L'émancipation passe toujours par la trahison. Pour autant, François Hollande ne devrait pas être surpris de ce coup de poignard. En politique, l'émancipation passe toujours par la trahison. Georges Pompidou, débarqué par De Gaulle à l'été 1968, avait annoncé depuis Rome qu'il se tenait prêt, qu'il était candidat à la présidentielle. Jacques Chirac, lui, avait lâché Valéry Giscard d'Estaing en deux temps, démissionnant d'abord pour appeler à voter Mitterrand ensuite, en 1981. Et que dire d'Edouard Balladur et Jacques Chirac en 1995 ? 

Les excuses d'Attali. D'une certaine façon, le lionceau Macron est entré dans la cour des grands fauves. François Hollande le sait, ce qui, évidemment, n'amoindrit pas le choc : celui d'un nouvel affaiblissement. Il y a quelques semaines, Jacques Attali a présenté ses excuses au président de la République pour lui avoir présenté Emmanuel Macron, cet enfant coupable de parricide.

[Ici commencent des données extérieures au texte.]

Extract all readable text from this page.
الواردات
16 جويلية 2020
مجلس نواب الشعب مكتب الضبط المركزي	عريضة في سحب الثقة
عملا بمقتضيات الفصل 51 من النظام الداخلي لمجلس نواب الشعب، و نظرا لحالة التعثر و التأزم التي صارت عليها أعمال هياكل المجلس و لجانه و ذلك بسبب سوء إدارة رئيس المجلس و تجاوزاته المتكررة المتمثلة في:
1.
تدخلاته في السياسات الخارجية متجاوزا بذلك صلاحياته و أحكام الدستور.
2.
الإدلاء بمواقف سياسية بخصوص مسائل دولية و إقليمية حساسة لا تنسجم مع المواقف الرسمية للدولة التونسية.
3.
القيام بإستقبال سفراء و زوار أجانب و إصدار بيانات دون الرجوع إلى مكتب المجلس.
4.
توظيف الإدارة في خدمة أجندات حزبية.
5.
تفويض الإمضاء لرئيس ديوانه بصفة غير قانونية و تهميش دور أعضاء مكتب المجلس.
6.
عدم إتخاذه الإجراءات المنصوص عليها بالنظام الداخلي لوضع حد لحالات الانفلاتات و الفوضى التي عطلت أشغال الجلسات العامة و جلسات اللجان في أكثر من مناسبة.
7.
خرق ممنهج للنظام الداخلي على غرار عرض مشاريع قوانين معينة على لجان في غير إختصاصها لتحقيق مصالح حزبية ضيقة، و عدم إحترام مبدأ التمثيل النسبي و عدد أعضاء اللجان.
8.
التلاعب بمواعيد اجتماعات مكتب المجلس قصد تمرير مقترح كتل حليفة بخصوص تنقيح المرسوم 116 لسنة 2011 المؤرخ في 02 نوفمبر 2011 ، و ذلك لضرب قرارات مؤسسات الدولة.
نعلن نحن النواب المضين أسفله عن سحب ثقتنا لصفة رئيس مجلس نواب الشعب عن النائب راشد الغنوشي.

Empêchement de François Hollande. Car le désormais ancien ministre de l'Économie ne compte pas s'arrêter là. Son pari, c'est l'empêchement d'une nouvelle candidature du chef de l'État. Un empêchement politique, à cause d'une impopularité insurmontable et de l'absence criante de résultats. Une candidature aussi fulgurante pour la présidentielle serait inédite sous la Ve République, mais Emmanuel Macron pense qu'en huit mois, il peut incarner une offre nouvelle et progressiste, sociale-libérale, qui réunit la gauche de gouvernement, le centre, et même Les Républicains les plus ouverts. 

Manuel Valls en embuscade. Le pari reste risqué. Car quand bien même François Hollande serait empêché, Emmanuel Macron n'est pas le seul à occuper ce crédo progressiste. Il trouvera sur sa route Manuel Valls. Le premier ministre, lui aussi, sans le dire, croit possible une non-candidature de François Hollande. Et s'y prépare. Son discours, lundi soir à Colomiers, pour le meeting de rentrée de la majorité socialiste, était un discours de candidat beaucoup plus que de soutien au président de la République.

Si François Hollande est candidat coûte que coûte, Emmanuel Macron pourrait, bien sûr, se présenter quand même. Mais un tel scénario reviendrait à contribuer au suicide collectif de sa famille d’origine, la gauche.